Discordant association of C-reactive protein with clinical events and coronary luminal narrowing in postmenopausal women: data from the Women's Angiographic Vitamin and Estrogen (WAVE) study.
Patel, D, Jhamnani, S, Ahmad, S, Silverman, A, Lindsay, J
Clinical cardiology. 2013;(9):535-41
Abstract
BACKGROUND The incidence of cardiovascular events had been shown to be associated with C-reactive protein (CRP). However, it is unclear that the cardiovascular risk associated with CRP is due to progressive coronary narrowing or to other factors such as formation of unstable plaque. This study was designed to determine the effect of baseline CRP on cardiovascular events and on the progression of atherosclerotic narrowing among 423 postmenopausal women with angiographic stenosis between 15% and 75%. HYPOTHESIS Baseline CRP levels may affect cardiovascular events and progression of atherosclerotic coronary artery narrowing among postmenopausal women. METHODS Baseline and follow-up (2.8 years) angiographic data were analyzed among 320 women. Women were stratified into 4 quartiles according to baseline CRP levels.

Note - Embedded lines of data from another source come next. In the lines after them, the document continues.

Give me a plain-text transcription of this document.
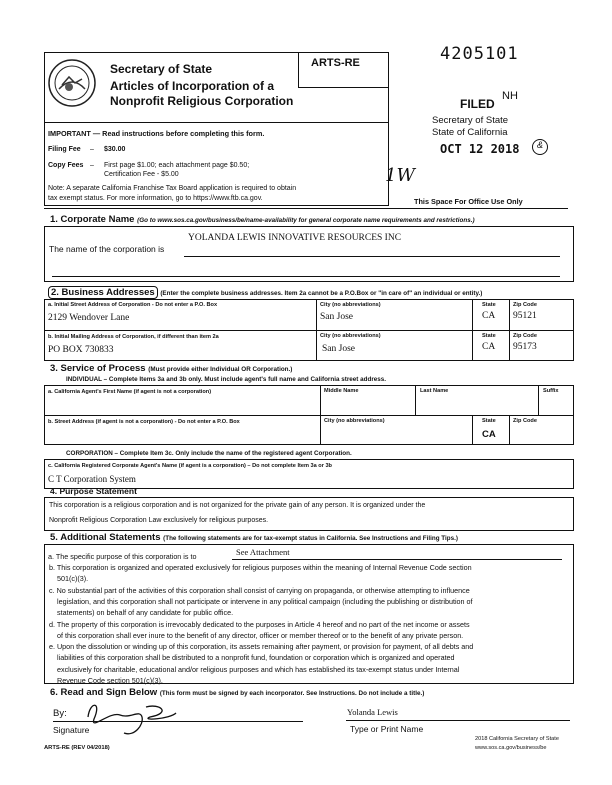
ARTS-RE
Secretary of State
Articles of Incorporation of a
Nonprofit Religious Corporation
IMPORTANT — Read instructions before completing this form.
Filing Fee – $30.00
Copy Fees – First page $1.00; each attachment page $0.50;
Certification Fee - $5.00
Note: A separate California Franchise Tax Board application is required to obtain
tax exempt status. For more information, go to https://www.ftb.ca.gov.
4205101
FILED
NH
Secretary of State
State of California
OCT 12 2018	&
1W
This Space For Office Use Only
1. Corporate Name (Go to www.sos.ca.gov/business/be/name-availability for general corporate name requirements and restrictions.)
The name of the corporation is
YOLANDA LEWIS INNOVATIVE RESOURCES INC
2. Business Addresses (Enter the complete business addresses. Item 2a cannot be a P.O.Box or "in care of" an individual or entity.)
a. Initial Street Address of Corporation - Do not enter a P.O. Box
2129 Wendover Lane
City (no abbreviations)
San Jose
State
CA
Zip Code
95121
b. Initial Mailing Address of Corporation, if different than item 2a
PO BOX 730833
City (no abbreviations)
San Jose
State
CA
Zip Code
95173
3. Service of Process (Must provide either Individual OR Corporation.)
INDIVIDUAL – Complete Items 3a and 3b only. Must include agent's full name and California street address.
a. California Agent's First Name (if agent is not a corporation)	Middle Name	Last Name	Suffix
b. Street Address (if agent is not a corporation) - Do not enter a P.O. Box	City (no abbreviations)	State
CA
Zip Code
CORPORATION – Complete Item 3c. Only include the name of the registered agent Corporation.
c. California Registered Corporate Agent's Name (if agent is a corporation) – Do not complete Item 3a or 3b
C T Corporation System
4. Purpose Statement
This corporation is a religious corporation and is not organized for the private gain of any person. It is organized under the
Nonprofit Religious Corporation Law exclusively for religious purposes.
5. Additional Statements (The following statements are for tax-exempt status in California. See Instructions and Filing Tips.)
a. The specific purpose of this corporation is to	See Attachment
b. This corporation is organized and operated exclusively for religious purposes within the meaning of Internal Revenue Code section
501(c)(3).
c. No substantial part of the activities of this corporation shall consist of carrying on propaganda, or otherwise attempting to influence
legislation, and this corporation shall not participate or intervene in any political campaign (including the publishing or distribution of
statements) on behalf of any candidate for public office.
d. The property of this corporation is irrevocably dedicated to the purposes in Article 4 hereof and no part of the net income or assets
of this corporation shall ever inure to the benefit of any director, officer or member thereof or to the benefit of any private person.
e. Upon the dissolution or winding up of this corporation, its assets remaining after payment, or provision for payment, of all debts and
liabilities of this corporation shall be distributed to a nonprofit fund, foundation or corporation which is organized and operated
exclusively for charitable, educational and/or religious purposes and which has established its tax-exempt status under Internal
Revenue Code section 501(c)(3).
6. Read and Sign Below (This form must be signed by each incorporator. See Instructions. Do not include a title.)
By:
Signature
Yolanda Lewis
Type or Print Name
ARTS-RE (REV 04/2018)
2018 California Secretary of State
www.sos.ca.gov/business/be
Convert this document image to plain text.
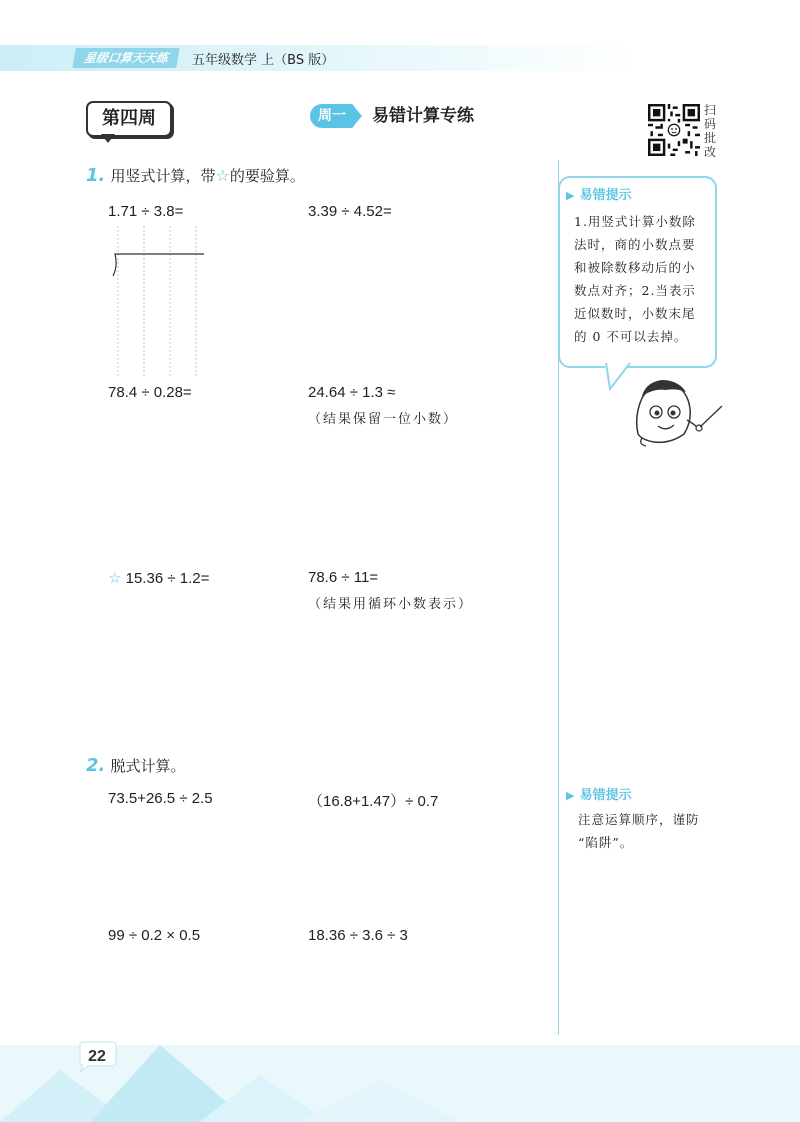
星级口算天天练	五年级数学 上（BS 版）
第四周	周一	易错计算专练	扫码批改
1. 用竖式计算，带☆的要验算。
1.71 ÷ 3.8=	3.39 ÷ 4.52=
78.4 ÷ 0.28=	24.64 ÷ 1.3 ≈
（结果保留一位小数）
☆ 15.36 ÷ 1.2=	78.6 ÷ 11=
（结果用循环小数表示）
2. 脱式计算。
73.5+26.5 ÷ 2.5	（16.8+1.47）÷ 0.7
99 ÷ 0.2 × 0.5	18.36 ÷ 3.6 ÷ 3
▶ 易错提示
1.用竖式计算小数除
法时，商的小数点要
和被除数移动后的小
数点对齐；2.当表示
近似数时，小数末尾
的 0 不可以去掉。
▶ 易错提示
注意运算顺序，谨防
“陷阱”。
22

The changes in lumen diameter and clinical events in each quartile were compared. RESULTS The annualized changes in minimal and average lumen diameter in diseased and nondiseased coronary segments were not significantly associated with baseline CRP levels. The composite end point of all-cause mortality and myocardial infarction (MI) increased from 3% (3/107) in the first CRP quartile to 14% (14/98) in fourth CRP quartile (P < 0.001). Similar results were found for cardiovascular death and MI (increased from 1% (2/107) in the first quartile to 11% (11/98) in fourth quartile). The difference remained significant even after adjustment for baseline differences and cardiovascular risk factors. CONCLUSIONS Higher baseline CRP was associated with increased risk of clinical events but was not associated with annualized change in luminal diameters. Thus, increased risk of adverse events among patients with higher baseline CRP events was independent of progression of atherosclerosis as measured by change in minimal or average luminal diameter.